WHEREFORE, based upon the foregoing analysis, it is hereby found that the IRS is not entitled to interest on its priority claim.

THEREFORE, the objection of the IRS to the confirmation of the plan is overruled.

NOTES

[1] The liquidation analysis in this case indicated that the unsecured creditors would not have received a distribution if the estate of the debtors had been liquidated under Chapter 7 on the effective date of the plan. Had the best interest of creditors test found at 11 U.S.C. section 1225(a)(4) required the debtors to make disbursements to unsecured creditors and had the debtors proposed to make the disbursements over time, interest would have been required.
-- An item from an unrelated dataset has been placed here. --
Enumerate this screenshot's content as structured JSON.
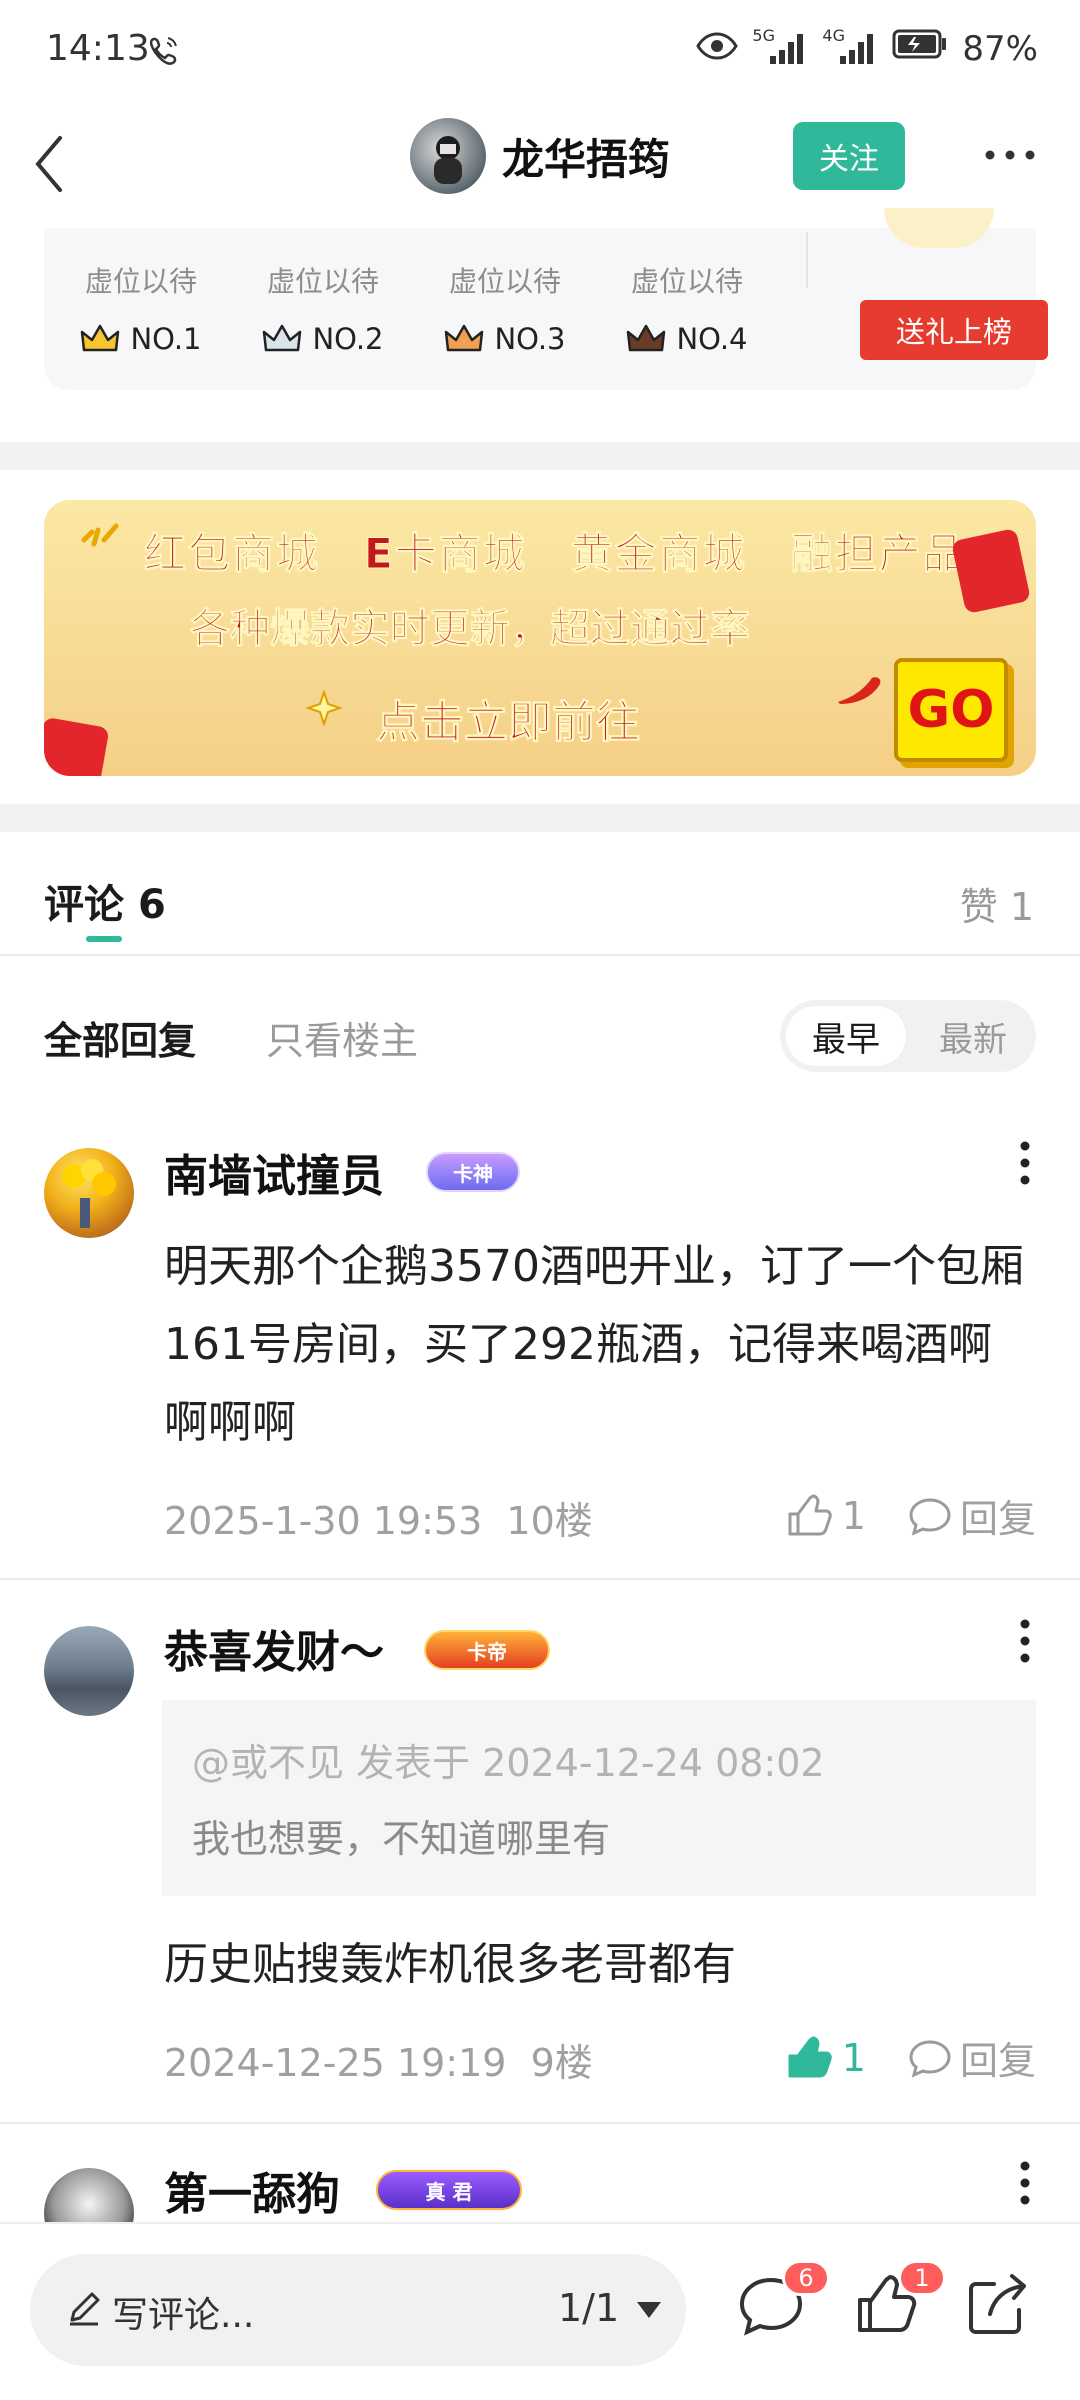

See In re Hansen, 77 B.R. 722, 726 (Bankr.D.N. D.1987) (11 U.S.C. section 1225(a)(4) requires that "the present value of unsecured creditors' claims must be protected if they are to be paid subsequent to plan confirmation".); 5 Collier on Bankruptcy ¶ 1325.05 at XXXX-XX-XXXX-XX (15th ed. 1986) (commenting on language identical to section 1225(a)(4) found at section 1325(a)(4)).

[2] Had the IRS's claim been secured, interest would have been required pursuant to 11 U.S.C. section 1225(a)(5)(B)(ii). See Matter of Doud, 74 B.R. 865, 867 (Bankr.S.D.Iowa 1987) ("In short, this provision entitles a creditor to the present value of its property to be distributed under the plan."). Since the IRS's claim is totally unsecured, section 1225(a)(5)(B)(ii) does not apply.